The appeal of rogue traders
Periodically, ‘rogue traders’ exploit control weaknesses at some banks. A number of these high profile cases have been due to the actions of traders who had previously worked in the respective banks’ middle-offices.
Regulators and shareholders will be putting renewed pressure on banks to demonstrate they can adequately manage the risks inherent in every line of business. They will be concerned at recent reports from the Institute of International Finance (IIF) which state that significant work still needs to be done by banks, before their risk IT systems can deliver holistic views of potential losses.
It has been reported that banks such as Citi and clearing houses such as the Depository Trust & Clearing Corporation (DTCC) are employing ‘ethical hackers’, who report to the CISOs, to attack their payments and other systems.

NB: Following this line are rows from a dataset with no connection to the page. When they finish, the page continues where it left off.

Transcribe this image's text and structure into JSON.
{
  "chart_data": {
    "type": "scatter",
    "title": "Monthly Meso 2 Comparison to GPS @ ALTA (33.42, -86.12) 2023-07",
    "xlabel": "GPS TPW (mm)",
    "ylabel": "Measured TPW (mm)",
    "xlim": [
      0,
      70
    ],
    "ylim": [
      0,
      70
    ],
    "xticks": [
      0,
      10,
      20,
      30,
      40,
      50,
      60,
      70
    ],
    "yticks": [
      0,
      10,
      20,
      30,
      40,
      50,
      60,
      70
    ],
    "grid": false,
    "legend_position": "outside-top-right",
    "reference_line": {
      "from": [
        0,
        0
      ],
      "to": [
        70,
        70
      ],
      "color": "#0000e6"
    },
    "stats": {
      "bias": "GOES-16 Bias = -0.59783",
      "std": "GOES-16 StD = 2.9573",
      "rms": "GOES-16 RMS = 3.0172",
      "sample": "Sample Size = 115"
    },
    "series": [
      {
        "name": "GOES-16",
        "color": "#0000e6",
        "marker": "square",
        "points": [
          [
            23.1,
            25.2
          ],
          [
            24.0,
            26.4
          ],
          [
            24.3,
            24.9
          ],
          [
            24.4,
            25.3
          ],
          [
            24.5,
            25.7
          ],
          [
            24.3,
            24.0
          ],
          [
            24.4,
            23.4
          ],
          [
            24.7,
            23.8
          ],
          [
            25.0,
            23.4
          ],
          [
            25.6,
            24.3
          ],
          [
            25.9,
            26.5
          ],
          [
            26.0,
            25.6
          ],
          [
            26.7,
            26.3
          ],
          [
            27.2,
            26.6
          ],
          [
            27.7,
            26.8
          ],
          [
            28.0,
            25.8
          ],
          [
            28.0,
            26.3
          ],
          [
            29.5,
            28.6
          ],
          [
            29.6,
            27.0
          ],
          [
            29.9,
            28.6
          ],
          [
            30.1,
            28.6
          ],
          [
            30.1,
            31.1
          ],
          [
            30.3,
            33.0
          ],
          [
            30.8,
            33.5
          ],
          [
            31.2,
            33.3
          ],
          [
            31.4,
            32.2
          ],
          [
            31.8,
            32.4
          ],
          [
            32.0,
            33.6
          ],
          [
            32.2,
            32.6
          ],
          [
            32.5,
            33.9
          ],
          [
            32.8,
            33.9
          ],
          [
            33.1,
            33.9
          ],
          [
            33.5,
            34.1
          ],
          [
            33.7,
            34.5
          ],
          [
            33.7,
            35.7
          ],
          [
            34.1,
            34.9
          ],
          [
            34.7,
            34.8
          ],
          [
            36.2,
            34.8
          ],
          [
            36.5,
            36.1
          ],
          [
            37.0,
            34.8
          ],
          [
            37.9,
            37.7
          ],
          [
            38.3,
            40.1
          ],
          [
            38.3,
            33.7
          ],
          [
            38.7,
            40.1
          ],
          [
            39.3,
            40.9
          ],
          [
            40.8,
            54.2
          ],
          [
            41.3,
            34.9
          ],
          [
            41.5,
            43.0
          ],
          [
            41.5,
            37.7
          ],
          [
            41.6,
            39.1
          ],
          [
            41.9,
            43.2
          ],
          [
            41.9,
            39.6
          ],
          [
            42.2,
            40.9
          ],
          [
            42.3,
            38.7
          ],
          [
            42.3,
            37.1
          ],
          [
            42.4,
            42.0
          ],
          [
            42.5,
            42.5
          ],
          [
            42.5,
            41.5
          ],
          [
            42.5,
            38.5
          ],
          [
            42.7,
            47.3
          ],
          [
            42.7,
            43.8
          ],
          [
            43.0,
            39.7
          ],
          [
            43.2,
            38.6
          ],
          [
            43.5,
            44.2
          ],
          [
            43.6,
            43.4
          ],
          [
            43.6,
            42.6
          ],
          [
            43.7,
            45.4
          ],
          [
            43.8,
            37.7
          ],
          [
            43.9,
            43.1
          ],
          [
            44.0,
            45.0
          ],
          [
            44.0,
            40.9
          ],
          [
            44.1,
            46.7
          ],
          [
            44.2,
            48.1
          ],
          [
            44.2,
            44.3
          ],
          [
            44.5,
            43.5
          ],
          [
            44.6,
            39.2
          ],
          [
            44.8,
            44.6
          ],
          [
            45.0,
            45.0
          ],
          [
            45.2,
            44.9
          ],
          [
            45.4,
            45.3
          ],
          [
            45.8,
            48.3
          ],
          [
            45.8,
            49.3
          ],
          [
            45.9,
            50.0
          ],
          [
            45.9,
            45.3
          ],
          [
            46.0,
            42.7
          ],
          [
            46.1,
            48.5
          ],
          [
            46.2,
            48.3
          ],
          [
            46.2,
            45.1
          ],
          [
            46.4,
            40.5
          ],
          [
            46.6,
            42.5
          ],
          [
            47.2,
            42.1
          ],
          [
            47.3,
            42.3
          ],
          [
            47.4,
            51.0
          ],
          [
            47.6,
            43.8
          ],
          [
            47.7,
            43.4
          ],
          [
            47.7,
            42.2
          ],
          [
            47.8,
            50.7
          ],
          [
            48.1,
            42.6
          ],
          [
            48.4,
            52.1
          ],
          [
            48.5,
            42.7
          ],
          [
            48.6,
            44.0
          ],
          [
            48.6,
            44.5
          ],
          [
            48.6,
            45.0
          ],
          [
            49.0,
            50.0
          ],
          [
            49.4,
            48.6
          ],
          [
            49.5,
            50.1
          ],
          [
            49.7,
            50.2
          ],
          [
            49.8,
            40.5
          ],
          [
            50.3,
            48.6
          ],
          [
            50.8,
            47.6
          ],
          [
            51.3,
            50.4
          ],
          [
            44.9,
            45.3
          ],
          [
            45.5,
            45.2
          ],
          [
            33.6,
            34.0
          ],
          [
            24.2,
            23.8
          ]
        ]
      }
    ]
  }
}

Therefore why shouldn’t banks consider employing ‘ethical rogue traders’ to attack their trading systems?
To follow through on this, banks need to decide on some critical factors, such as the objectives and terms of engagement, whether they should use independent consultants or their own staff, and who they will be accountable to.
The unauthorized position taking of Adoboli at UBS cost shareholders US$2.3bn as well as Oswald Grübel and others, including the two co-heads of Global Equities, their jobs. Maybe it is time to give ethical rogue traders a seat in the dealing room, before more heads roll.
Dr Paul Aldrich is managing partner at CTPartners in Hong Kong. Pete Metzger is a vice chairman of CTPartners, based in Washington DC.